Life

Why It's OK To Be In A "Just For Now" Relationship

by Maya Kachroo-Levine

If there's one thing we worry about in our relationships (whether we care to admit it or not), it's where they're going. Is there a future? Will we get married? Do they want kids? Are they on the same timeline as us? It's not that these questions aren't important. In fact, if you're in a ~serious relationship~, it's necessary to know that you're on the same page. But if you aren't on the same page, it doesn't cancel out the value of the relationship. And to go one step further, just because the two of you aren't on the same page and don't see a future for the relationship doesn't mean the relationship wasn't (or isn't) serious. It's too arbitrary to only assign the "serious" label to people headed for marriage.

So if you are in a "just for now" relationship, and are committed, in love, not in love, or what have you, that doesn't make your relationship any less ~serious~ or meaningful. It's not something you should be getting down on yourself or your partner for. Accepting the value of your relationship for exactly what it is without further expectation is challenging, but it's also embracing what you have in the present and making sure you don't let it get away while it lasts.

Here are seven signs you're in a relationship that's just for now (and why that's okay):

1. You want different things in your life

One of you wants kids. The other doesn't. One of you wants to travel. The other wants to stay put. As long as both of you are being upfront with each other about your expectations, it's okay to continue seeing each other until you can't anymore (as long as the potential of pain down the road is worth it to you now).

2. You don't want to make a long-term commitment

Commitment isn't for everyone.

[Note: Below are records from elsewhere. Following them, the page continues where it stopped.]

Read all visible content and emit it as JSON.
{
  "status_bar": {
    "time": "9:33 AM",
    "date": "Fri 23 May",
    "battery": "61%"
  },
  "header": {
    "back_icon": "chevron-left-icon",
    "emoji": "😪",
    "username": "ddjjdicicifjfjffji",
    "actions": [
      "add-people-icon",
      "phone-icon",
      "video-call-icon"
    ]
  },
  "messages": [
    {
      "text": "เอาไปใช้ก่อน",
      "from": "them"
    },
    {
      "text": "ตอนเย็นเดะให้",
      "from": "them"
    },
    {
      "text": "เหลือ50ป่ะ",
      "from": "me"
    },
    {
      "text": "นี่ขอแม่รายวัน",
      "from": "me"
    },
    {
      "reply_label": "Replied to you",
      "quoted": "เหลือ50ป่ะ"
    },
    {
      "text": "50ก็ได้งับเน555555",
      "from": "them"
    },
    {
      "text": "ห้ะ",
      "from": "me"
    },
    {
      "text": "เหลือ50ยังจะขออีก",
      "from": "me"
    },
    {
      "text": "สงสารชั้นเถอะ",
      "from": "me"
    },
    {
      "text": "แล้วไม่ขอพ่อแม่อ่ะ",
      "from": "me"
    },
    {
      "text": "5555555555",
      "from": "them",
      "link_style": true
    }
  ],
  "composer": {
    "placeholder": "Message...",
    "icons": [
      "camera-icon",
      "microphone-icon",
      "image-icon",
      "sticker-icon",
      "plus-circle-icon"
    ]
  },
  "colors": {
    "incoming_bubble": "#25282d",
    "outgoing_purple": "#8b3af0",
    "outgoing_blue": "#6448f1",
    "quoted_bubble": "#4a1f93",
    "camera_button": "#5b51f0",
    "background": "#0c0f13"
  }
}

There's no rule book that says you need to want to settle down with someone, and as long as your partner understands where you're coming from, you can look at your relationship as only lasting until it doesn't. You don't have to create additional expectations.

3. You keep things light around each other

If you're at the point where you know it's not going to be a relationship and are shooting for ~just a fling~, you want to keep it lighter, simply because it makes for a more enjoyable time together. The beauty of not being in a long-term relationship is how you don't need to go deeper than you're comfortable with (tee-hee, dirty). If what you're looking for right now is something that is light and fun, then you're justified in keeping it exactly that.

4. You don't harp on about the future or speculate about whether or not you'll be in each other's future

And that's because you know you probably won't be in each other's futures, and you're perfectly fine with that. It's honestly a liberating feeling.

5. You don't try to control each other, because you don't feel overly responsible for each other

And it ends up leading to fewer fights, fewer sore spots, and, sometimes, even a stronger relationship. You don't have the typical relationship concerns of one or both of you messing it up in the long run, because you already know there isn't going to be a long run. It makes you question everything less and have fewer insecurities, and it ends up building more trust.

6. You haven't gone through the motions of introducing them to your friends and your families

Why do you need to? If you like them in the moment but aren't trying to make the relationship anything it isn't, it just doesn't seem necessary to trot them out to meet everyone.

7. You don't feel like you need to be connected to them every second of every day

You are not constantly waiting for them to call or text you, nor are you waiting on them to make a grand gesture or do something out of the ordinary realm of your routine. You are content with the flow of your day-to-day relationship, and don't need anything more for the present. When (or if) you do, you'll get it from someone else.